Zaslepená společnost
Eseje z doby těsně před koncem
[A Blind Society]
subjects:
philosophy, sociology
series:
SLON – Sociological News
e-book, 1. edition
published: november 2025
ISBN: 978-80-246-6229-9
e-book formats PDF
recommended price: 290 czk
summary
All the essays in this collection revolve around the question of what ethics, what political culture, and what form of government are appropriate for the Anthropocene – the age of human responsibility for planet Earth.
If we simplify our ideas about democracy, it can be defined as a form of government that maximizes the likelihood that people will choose change over catastrophe. In every free society, there is a competition in the public sphere between those who seek to accelerate change in order to avert impending disaster and those who declare the prophets of doom to be dangerous radicals intimidating “ordinary people” and stubbornly defend the status quo. The debate over climate change is an instructive example of this.
When “public intellectuals” draw attention to fateful issues and these begin to resonate in the public sphere, majority and minority “opinion groups” are formed. However, these are not just clusters of hobbies and preferences. Opinions are what has been subjected to public debate, has stood the test, and has thus gained weight in the public sphere.
In the era that has been called the Anthropocene since around 2000, the struggle for Nomos Earth is a fateful question: Will it be possible to enshrine in a “constitution for all terrestrials” the planetary limits that humanity must not exceed in building its world, so as not to irreparably endanger the habitability of its home planet?
The transformation of slow public space into a fast-paced media sphere has brought with it the threat that elections will produce “majorities” whose formation will be significantly influenced by disinformation and conspiracy theories. Their rule would be a democratic paradox: it would be legitimate by virtue of the title, but illegitimate by virtue of the manner. They would have a legitimate title to rule, but the manner of their rule would be illegitimate because it would be contrary to liberal democratic ideals.
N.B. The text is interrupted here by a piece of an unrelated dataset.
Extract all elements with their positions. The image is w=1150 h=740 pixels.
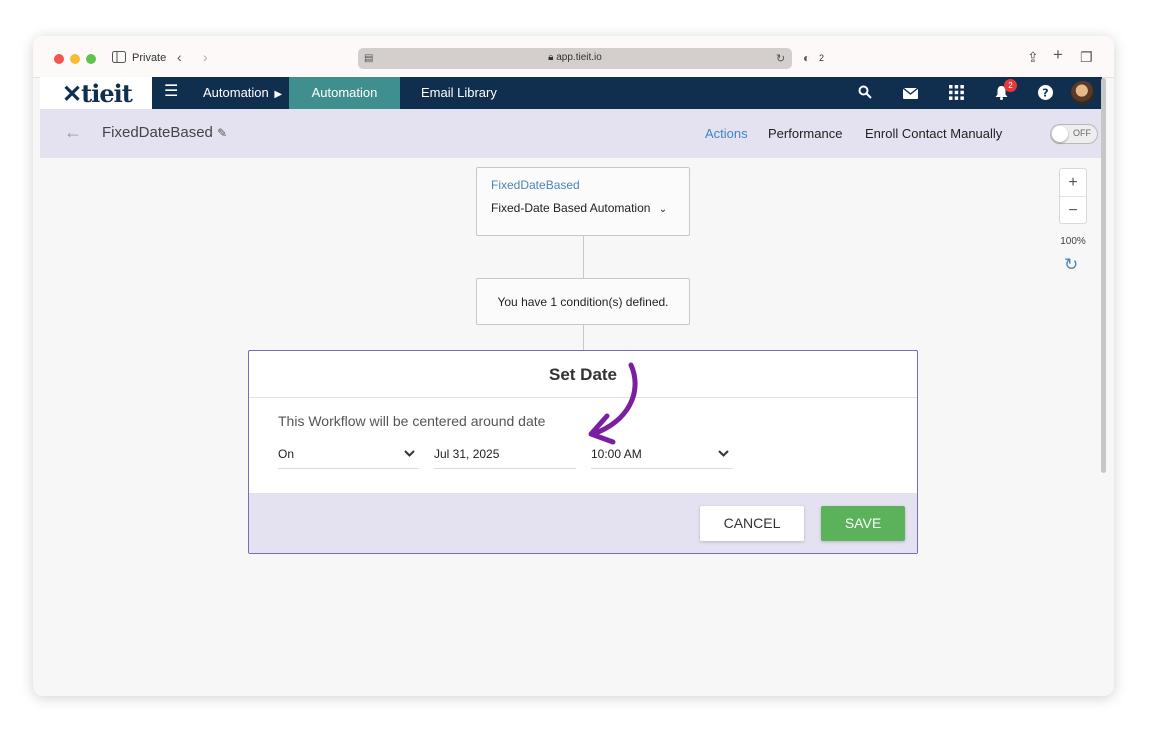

All regimes – even democratic ones – have their mainstream normalization dictionaries. However, it would be an endless tragedy for democracy if the Western tradition of public use of reason (Kant) were reduced, out of fear of media anarchy, to one of the normalization dictionaries: critical reason would begin to warn against “distrust of the system” instead of spreading argumentation based on vigilance towards all systems – those “brothers in lies.”
Distrust of the system, conceived as a syndrome of pathological civic consciousness, would thus definitively end the long tradition of free-thinking public use of reason, from whose nonconformity Euro-American democracies have drawn their contagious radical reformist energy for centuries.
Hopefully, it is not just an old man’s delusion to believe that this collection of essays can contribute to its defense.